BRUXELAS GARANTE ACESSO A MERCADOS BRITÂNICOS MESMO SEM ACORDO

BRUXELAS GARANTE ACESSO A MERCADOS BRITÂNICOS MESMO SEM ACORDO

Empresas temem aumento acentuado dos custos das transacções financeiras se não tiverem acesso livre ao mercado britânico de produtos derivados. Bruxelas garante acesso, pelo menos a título temporário.

A Comissão Europeia está a dar resposta aos apelos do sector financeiro para que não seja cortado o acesso aos mercados britânicos e garantiu que os grupos sediados na União Europeia poderão, a título temporário, ter acesso às chamadas “clearing houses”, câmaras de compensação, entidades que servem de intermediárias entre compradores e vendedores nos mercados financeiros do Reino Unido, mesmo que não venha a ser alcançado um acordo para o Brexit.

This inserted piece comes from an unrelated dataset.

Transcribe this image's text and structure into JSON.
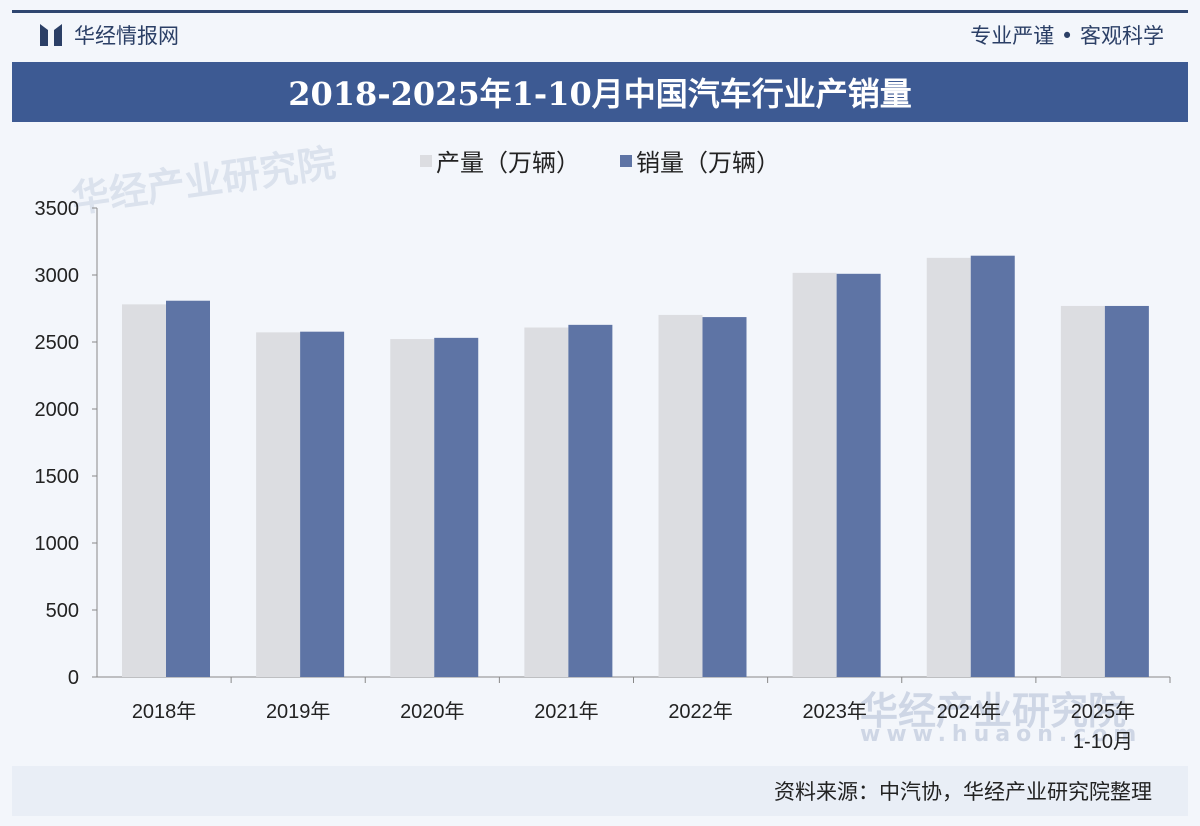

A notícia é avançada, esta terça-feira, pelo Financial Times, que dá conta de que o compromisso foi anunciado por Valdis Dombrovskis, vice-presidente da Comissão Europeia.

O anúncio surge no seguimento dos alertas deixados, ao longo dos últimos meses, pelos banqueiros europeus, que temem um aumento acentuado dos custos das transacções financeiras, ou mesmo uma incapacidade das empresas europeias para cobrirem a exposição aos mercados britânicos.

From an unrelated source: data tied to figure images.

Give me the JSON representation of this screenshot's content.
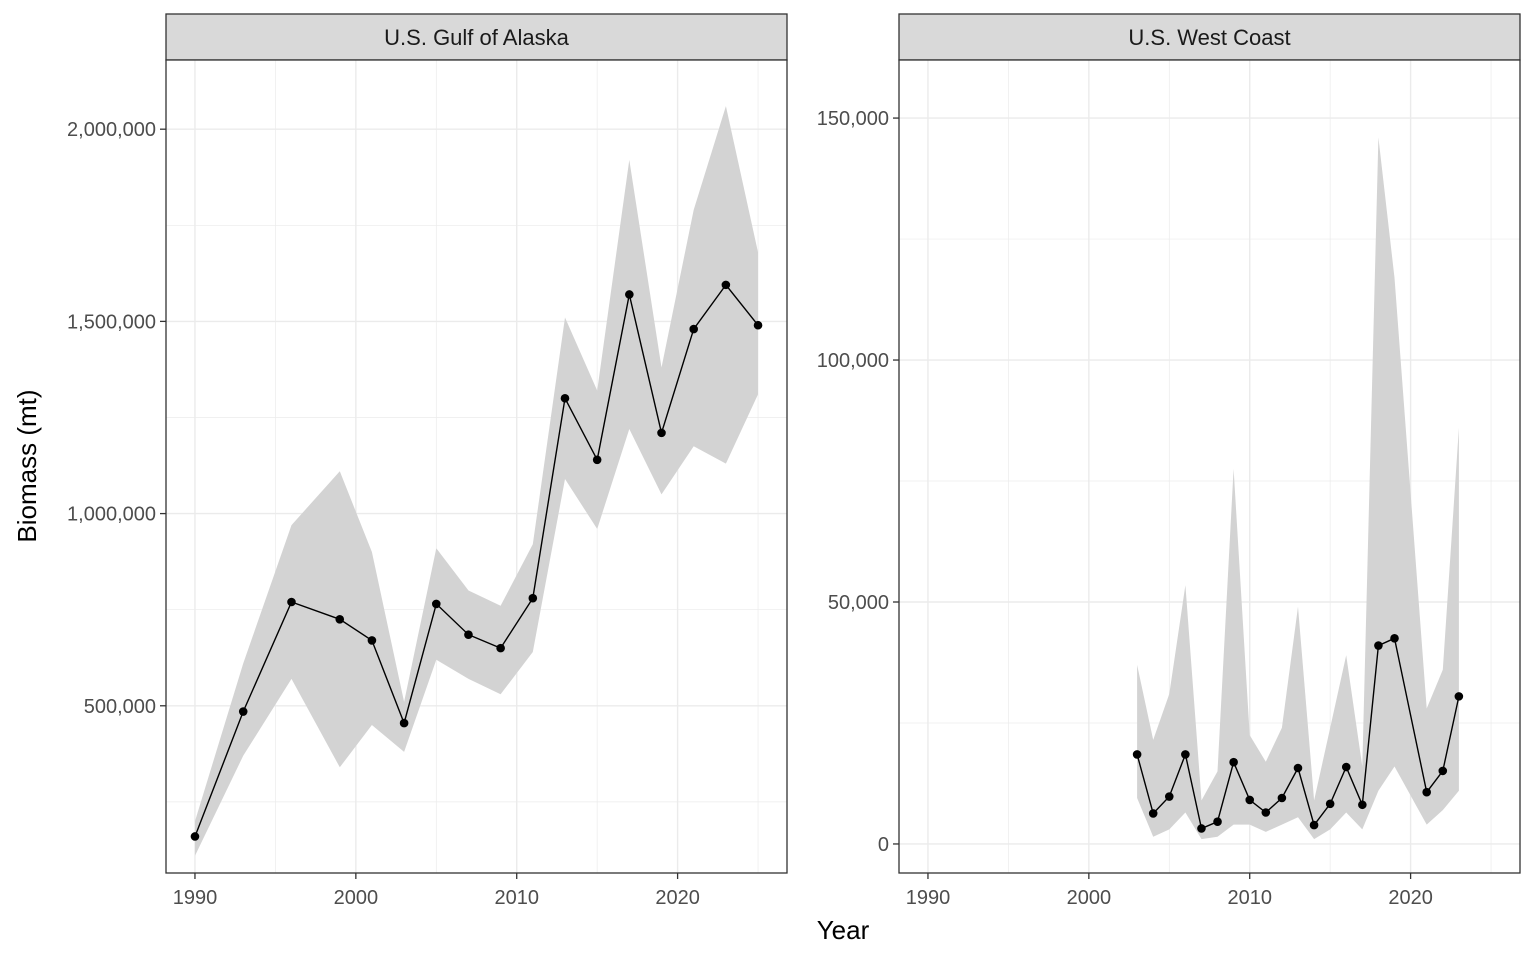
{
  "figure": {
    "xlabel": "Year",
    "ylabel": "Biomass (mt)"
  },
  "colors": {
    "ribbon": "#d3d3d3",
    "line": "#000000",
    "grid": "#ebebeb",
    "strip_fill": "#d9d9d9",
    "border": "#333333"
  },
  "chart_data": [
    {
      "type": "line",
      "title": "U.S. Gulf of Alaska",
      "x_ticks": [
        1990,
        2000,
        2010,
        2020
      ],
      "x_tick_labels": [
        "1990",
        "2000",
        "2010",
        "2020"
      ],
      "y_ticks": [
        500000,
        1000000,
        1500000,
        2000000
      ],
      "y_tick_labels": [
        "500,000",
        "1,000,000",
        "1,500,000",
        "2,000,000"
      ],
      "xlim": [
        1988.2,
        1990,
        2026.8
      ],
      "ylim": [
        65000,
        2180000
      ],
      "grid": true,
      "series": [
        {
          "x": [
            1990,
            1993,
            1996,
            1999,
            2001,
            2003,
            2005,
            2007,
            2009,
            2011,
            2013,
            2015,
            2017,
            2019,
            2021,
            2023,
            2025
          ],
          "y": [
            160000,
            485000,
            770000,
            725000,
            670000,
            455000,
            765000,
            685000,
            650000,
            780000,
            1300000,
            1140000,
            1570000,
            1210000,
            1480000,
            1595000,
            1490000
          ],
          "lower": [
            110000,
            370000,
            570000,
            340000,
            450000,
            380000,
            620000,
            570000,
            530000,
            640000,
            1090000,
            960000,
            1220000,
            1050000,
            1175000,
            1130000,
            1310000
          ],
          "upper": [
            200000,
            610000,
            970000,
            1110000,
            900000,
            510000,
            910000,
            800000,
            760000,
            920000,
            1510000,
            1320000,
            1920000,
            1380000,
            1790000,
            2060000,
            1680000
          ]
        }
      ]
    },
    {
      "type": "line",
      "title": "U.S. West Coast",
      "x_ticks": [
        1990,
        2000,
        2010,
        2020
      ],
      "x_tick_labels": [
        "1990",
        "2000",
        "2010",
        "2020"
      ],
      "y_ticks": [
        0,
        50000,
        100000,
        150000
      ],
      "y_tick_labels": [
        "0",
        "50,000",
        "100,000",
        "150,000"
      ],
      "xlim": [
        1988.2,
        2026.8
      ],
      "ylim": [
        -6000,
        162000
      ],
      "grid": true,
      "series": [
        {
          "x": [
            2003,
            2004,
            2005,
            2006,
            2007,
            2008,
            2009,
            2010,
            2011,
            2012,
            2013,
            2014,
            2015,
            2016,
            2017,
            2018,
            2019,
            2021,
            2022,
            2023
          ],
          "y": [
            18500,
            6300,
            9800,
            18500,
            3200,
            4600,
            16900,
            9100,
            6500,
            9500,
            15700,
            3900,
            8300,
            15900,
            8100,
            41000,
            42500,
            10700,
            15100,
            30500
          ],
          "lower": [
            9500,
            1500,
            3000,
            6500,
            1000,
            1500,
            4000,
            4000,
            2500,
            4000,
            5500,
            1000,
            3000,
            6500,
            3000,
            11000,
            16000,
            4000,
            7000,
            11000
          ],
          "upper": [
            37000,
            21500,
            31000,
            53500,
            9000,
            15000,
            77500,
            22500,
            17000,
            24000,
            49000,
            9000,
            24000,
            39000,
            16000,
            146000,
            117000,
            28000,
            36000,
            86000
          ]
        }
      ]
    }
  ]
}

A medida ilustra a preocupação dos reguladores europeus para com a estabilidade do sistema financeiro, mas, ao Financial Times, Dombrovskis garante que, a avançar, esta será uma medida apenas temporária. Ao mesmo tempo, estará dependente da vontade do Reino Unido de manter padrões de regulação e supervisão próximos dos da União Europeia.

«Se tivermos de agir, só iremos fazê-lo na medida do necessário para enfrentar os riscos de estabilidade financeira que decorrem de um Brexit sem acordo, sob condicionalidade rigorosa e com uma duração limitada», explica o vice-presidente da Comissão Europeia ao mesmo jornal.

Nos últimos meses, Comissão Europeia e Reino Unido têm tentado chegar a um entendimento para o Brexit, sem sucesso. Sem acordo, a União Europeia poderá impedir os bancos e empresas da união de utilizarem as tais “clearing houses” baseadas no Reino Unido, que processam a maioria das transacções no mercado mundial de produtos derivados, avaliado em 530 biliões de dólares.